What do you guys thing about the P4
Josh Fryman
fryman at cc.gatech.edu
Wed Apr 4 21:10:16 PDT 2001
i'm not familiar with your specific tests, but i can address the questions
you asked. loosely paraphrased: the p4 architecture (insert "CPU XYZ" for
P4 here as well) sometimes simply sucks running non-p4 optimized code.
why?
(deep) pipelines require compiler tricks to reschedule code to hide stalls
and latencies. the p4 has a pipeline 2x as deep as p3. every time a stall
would occur and was hidden in your p3 code, you now kill 10 cycles waiting
for the 20-cycle pipeline to be ready. think how often you do something
that induces stalls - like memory dependent instructions
a = b + c
b = a * 2
and things like loops/branches which induce other problems with similar
consequences. also, realize that the time spent doing arithmetic ops
is dependent on the type of op you ask for. sometimes (well, it used to
be the case in the bad old days) a bunch of ADD's would run much faster
than one MUL. so if the compiler doesn't know how to use the fastest-
time ops for a given program segment, it may choose poorly through
ignorance. now think about those fancy bulk-move-memory instructions that
are all-new, and some of those vector-multiply instructions, etc that
the P4 introduced. how many chunks of 10's of instructions can be
replaced by something that's 1 instruction that executes in some fraction
of the time?
every time a new CPU comes out with new architectural features, it takes
a while for everything to get recompiled. once it's recompiled, and people
find it's still slow, they back up and look at why. a little profiling
shows that *that* loop the compiler isn't smart enough to unroll 10 times,
so you have to do it by hand in the code. then it gives good results.

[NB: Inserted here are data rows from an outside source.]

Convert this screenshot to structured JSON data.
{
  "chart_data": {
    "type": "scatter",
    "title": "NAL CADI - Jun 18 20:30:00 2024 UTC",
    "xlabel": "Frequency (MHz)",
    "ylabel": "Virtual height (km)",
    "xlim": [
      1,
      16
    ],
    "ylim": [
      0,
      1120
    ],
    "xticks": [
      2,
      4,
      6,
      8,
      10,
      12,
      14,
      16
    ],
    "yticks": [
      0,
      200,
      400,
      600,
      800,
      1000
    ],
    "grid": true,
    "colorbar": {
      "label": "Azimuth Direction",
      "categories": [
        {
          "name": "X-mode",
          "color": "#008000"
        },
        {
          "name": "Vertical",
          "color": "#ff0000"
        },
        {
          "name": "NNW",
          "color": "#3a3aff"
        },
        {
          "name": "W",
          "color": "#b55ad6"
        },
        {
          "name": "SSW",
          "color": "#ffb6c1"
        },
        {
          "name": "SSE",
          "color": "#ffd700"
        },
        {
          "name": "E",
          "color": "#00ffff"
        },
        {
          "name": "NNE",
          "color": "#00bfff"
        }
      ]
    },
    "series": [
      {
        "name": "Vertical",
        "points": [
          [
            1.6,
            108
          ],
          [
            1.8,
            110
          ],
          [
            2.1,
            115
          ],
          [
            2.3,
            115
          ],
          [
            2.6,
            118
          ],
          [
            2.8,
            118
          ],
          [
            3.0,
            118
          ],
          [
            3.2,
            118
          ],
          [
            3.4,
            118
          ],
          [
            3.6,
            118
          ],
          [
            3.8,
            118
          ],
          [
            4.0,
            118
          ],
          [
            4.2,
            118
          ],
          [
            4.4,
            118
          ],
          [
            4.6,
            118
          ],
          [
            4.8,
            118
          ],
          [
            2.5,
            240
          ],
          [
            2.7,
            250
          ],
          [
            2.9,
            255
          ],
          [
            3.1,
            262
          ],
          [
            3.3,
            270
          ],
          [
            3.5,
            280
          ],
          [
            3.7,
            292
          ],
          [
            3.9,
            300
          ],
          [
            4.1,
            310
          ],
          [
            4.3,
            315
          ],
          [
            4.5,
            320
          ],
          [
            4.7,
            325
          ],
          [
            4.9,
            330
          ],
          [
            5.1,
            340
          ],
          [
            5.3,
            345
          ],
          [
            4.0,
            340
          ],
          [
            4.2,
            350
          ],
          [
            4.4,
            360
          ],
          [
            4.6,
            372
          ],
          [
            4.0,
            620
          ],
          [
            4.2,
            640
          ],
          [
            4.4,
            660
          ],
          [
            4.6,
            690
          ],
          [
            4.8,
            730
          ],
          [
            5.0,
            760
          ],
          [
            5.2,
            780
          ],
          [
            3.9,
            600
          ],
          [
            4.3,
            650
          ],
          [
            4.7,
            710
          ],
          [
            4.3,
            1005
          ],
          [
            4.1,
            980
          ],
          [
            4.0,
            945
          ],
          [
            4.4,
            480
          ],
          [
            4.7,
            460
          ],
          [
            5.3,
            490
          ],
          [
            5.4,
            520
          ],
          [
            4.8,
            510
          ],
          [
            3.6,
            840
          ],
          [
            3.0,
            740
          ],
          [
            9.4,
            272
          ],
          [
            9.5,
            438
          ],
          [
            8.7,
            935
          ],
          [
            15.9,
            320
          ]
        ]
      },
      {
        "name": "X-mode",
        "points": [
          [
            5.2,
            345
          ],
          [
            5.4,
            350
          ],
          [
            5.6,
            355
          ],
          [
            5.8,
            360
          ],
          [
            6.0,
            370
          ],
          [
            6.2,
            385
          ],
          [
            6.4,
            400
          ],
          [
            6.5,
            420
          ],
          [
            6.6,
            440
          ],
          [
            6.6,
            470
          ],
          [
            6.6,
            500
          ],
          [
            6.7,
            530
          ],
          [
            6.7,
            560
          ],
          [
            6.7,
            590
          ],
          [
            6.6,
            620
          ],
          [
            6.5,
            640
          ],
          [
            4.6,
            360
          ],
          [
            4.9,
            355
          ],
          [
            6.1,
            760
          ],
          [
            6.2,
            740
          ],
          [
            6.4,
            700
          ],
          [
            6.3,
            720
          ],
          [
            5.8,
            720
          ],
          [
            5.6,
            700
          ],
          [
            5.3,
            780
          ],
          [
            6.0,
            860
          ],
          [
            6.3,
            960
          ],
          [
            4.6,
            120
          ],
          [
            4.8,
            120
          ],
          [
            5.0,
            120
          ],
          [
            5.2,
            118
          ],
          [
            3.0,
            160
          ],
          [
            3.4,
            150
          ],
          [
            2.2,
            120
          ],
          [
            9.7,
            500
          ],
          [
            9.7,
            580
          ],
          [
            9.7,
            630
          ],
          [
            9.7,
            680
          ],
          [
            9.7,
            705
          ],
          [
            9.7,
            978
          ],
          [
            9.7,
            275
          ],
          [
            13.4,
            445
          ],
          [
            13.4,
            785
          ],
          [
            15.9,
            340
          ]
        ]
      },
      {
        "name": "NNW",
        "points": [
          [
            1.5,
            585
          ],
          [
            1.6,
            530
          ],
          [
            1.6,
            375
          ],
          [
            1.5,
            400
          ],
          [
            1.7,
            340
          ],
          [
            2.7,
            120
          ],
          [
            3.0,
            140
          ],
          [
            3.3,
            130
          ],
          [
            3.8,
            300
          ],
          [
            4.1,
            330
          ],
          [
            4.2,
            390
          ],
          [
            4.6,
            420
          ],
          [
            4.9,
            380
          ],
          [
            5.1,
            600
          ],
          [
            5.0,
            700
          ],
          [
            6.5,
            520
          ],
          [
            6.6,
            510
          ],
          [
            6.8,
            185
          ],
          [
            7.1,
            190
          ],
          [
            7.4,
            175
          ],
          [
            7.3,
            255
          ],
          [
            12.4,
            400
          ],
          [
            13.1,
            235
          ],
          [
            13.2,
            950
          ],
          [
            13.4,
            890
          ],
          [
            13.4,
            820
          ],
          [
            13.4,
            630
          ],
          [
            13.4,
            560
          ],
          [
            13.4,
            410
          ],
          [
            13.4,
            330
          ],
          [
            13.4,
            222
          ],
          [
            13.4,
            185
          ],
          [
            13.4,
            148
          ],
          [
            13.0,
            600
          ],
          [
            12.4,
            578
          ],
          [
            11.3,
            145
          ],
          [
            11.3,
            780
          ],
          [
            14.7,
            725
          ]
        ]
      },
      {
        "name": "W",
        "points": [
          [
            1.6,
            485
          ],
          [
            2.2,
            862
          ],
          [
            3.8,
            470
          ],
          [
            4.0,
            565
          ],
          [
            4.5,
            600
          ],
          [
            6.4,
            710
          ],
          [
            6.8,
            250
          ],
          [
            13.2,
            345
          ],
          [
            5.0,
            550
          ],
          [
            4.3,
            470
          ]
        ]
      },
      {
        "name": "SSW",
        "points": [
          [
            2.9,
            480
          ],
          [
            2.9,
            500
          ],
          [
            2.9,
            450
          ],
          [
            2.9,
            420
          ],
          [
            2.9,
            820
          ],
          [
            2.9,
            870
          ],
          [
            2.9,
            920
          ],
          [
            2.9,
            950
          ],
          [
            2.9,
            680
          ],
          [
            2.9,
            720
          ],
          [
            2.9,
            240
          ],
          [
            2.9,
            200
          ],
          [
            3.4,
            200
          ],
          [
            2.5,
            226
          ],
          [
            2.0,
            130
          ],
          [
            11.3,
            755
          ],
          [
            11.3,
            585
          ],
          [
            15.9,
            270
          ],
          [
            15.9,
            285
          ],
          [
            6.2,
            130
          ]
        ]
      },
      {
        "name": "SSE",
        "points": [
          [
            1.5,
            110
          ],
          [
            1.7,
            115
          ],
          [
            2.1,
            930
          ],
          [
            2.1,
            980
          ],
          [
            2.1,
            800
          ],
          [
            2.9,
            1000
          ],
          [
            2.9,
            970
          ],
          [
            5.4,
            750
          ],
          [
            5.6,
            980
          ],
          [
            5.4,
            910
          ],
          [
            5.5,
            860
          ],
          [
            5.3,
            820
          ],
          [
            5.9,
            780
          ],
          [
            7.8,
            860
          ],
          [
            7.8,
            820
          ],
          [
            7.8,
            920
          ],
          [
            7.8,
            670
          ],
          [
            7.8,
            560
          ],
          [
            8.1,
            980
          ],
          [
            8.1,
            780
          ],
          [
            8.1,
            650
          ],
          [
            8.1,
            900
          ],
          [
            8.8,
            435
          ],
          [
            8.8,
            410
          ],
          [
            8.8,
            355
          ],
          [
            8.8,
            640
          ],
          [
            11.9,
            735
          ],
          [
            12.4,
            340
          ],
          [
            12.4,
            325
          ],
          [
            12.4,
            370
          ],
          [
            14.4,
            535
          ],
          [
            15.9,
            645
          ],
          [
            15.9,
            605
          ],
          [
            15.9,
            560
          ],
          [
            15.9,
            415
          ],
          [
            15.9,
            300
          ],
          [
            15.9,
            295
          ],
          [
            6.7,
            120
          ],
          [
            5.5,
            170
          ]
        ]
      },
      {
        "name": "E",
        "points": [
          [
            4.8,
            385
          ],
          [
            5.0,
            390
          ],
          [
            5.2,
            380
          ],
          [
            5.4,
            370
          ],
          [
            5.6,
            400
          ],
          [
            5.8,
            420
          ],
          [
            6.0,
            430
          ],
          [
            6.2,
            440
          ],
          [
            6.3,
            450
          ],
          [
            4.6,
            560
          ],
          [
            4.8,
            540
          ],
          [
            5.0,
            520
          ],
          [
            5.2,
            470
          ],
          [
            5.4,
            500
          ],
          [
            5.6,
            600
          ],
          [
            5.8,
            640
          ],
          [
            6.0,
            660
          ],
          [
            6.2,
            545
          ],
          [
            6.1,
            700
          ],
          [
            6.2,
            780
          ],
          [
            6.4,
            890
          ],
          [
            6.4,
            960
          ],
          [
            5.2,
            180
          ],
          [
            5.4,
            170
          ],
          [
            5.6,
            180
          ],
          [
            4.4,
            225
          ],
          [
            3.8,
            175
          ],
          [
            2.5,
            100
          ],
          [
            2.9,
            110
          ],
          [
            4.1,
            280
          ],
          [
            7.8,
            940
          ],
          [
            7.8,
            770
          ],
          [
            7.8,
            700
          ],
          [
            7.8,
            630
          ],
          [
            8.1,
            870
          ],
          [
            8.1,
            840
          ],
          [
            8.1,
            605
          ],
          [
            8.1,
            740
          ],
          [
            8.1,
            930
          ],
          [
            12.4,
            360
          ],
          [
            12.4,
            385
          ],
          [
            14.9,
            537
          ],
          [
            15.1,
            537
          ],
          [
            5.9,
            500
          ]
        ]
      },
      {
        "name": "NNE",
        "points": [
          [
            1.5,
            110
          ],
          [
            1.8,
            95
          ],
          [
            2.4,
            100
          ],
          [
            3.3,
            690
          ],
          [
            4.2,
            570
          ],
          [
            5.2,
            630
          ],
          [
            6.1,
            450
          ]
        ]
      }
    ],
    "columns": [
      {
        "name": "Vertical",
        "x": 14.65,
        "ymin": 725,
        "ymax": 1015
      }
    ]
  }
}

this is the way everything gets done... optimizing compilers with specific
architecture support are good, but can't beat humans.
a simple example. when the p4 first sampled to hardware groups for eval,
everyone benchmarked things like MPEG2 and MPEG3 encode/decode and such.
they found that the P4 at 1.4G was SLOWER than a P3 at 800M. why? b/c of
the pipeline stalls and assembly optimizations that were meant for a
different CPU's internals.
a couple of intel engineers, without doing a full optimization, made a
couple of tweaks to the ASM and recompiled with a P4-aware compiler and
it kicked the pants off everything around. they made their changes
public. the hardware sites then invited AMD to optimize their code for
their chips and do a new comparison, but AMD has thus far declined to
do so. why? probably because they know it won't help much if at all.
don't get me wrong - AMD makes good stuff. but just because whiz-bang
processor comes out doesn't mean you can do whiz-bang stuff right away.
and if you're running an App that is *performance* bound, then it's
*your* job to figure out how to make it run as fast as possible on the
hardware you've got, and optimize it accordingly. never trust a
compiler to do it right. you can easily get 50-500% improvements in
your programs if you know how to do this. the same thing applies to
partitioning the communication latencies in parallel apps. but as
always, this is application-specific and YMMV.
all of this is thoroughly discussed in Hennessy & Patterson's books.
specifically, Computer Architecture: A Quantitative Approach. (well, by
thoroughly i mean that it's explained in detail as a general problem;
the specifics of the P4 you'd have to read up on from Intel and various
places like "tom's hardware" and such.) this is *the* architecture
reference book, a must-have for you if you need to do/know this stuff.
also see "parallel computer architecture" ... don't recall the authors
at the moment. ask if you want to know.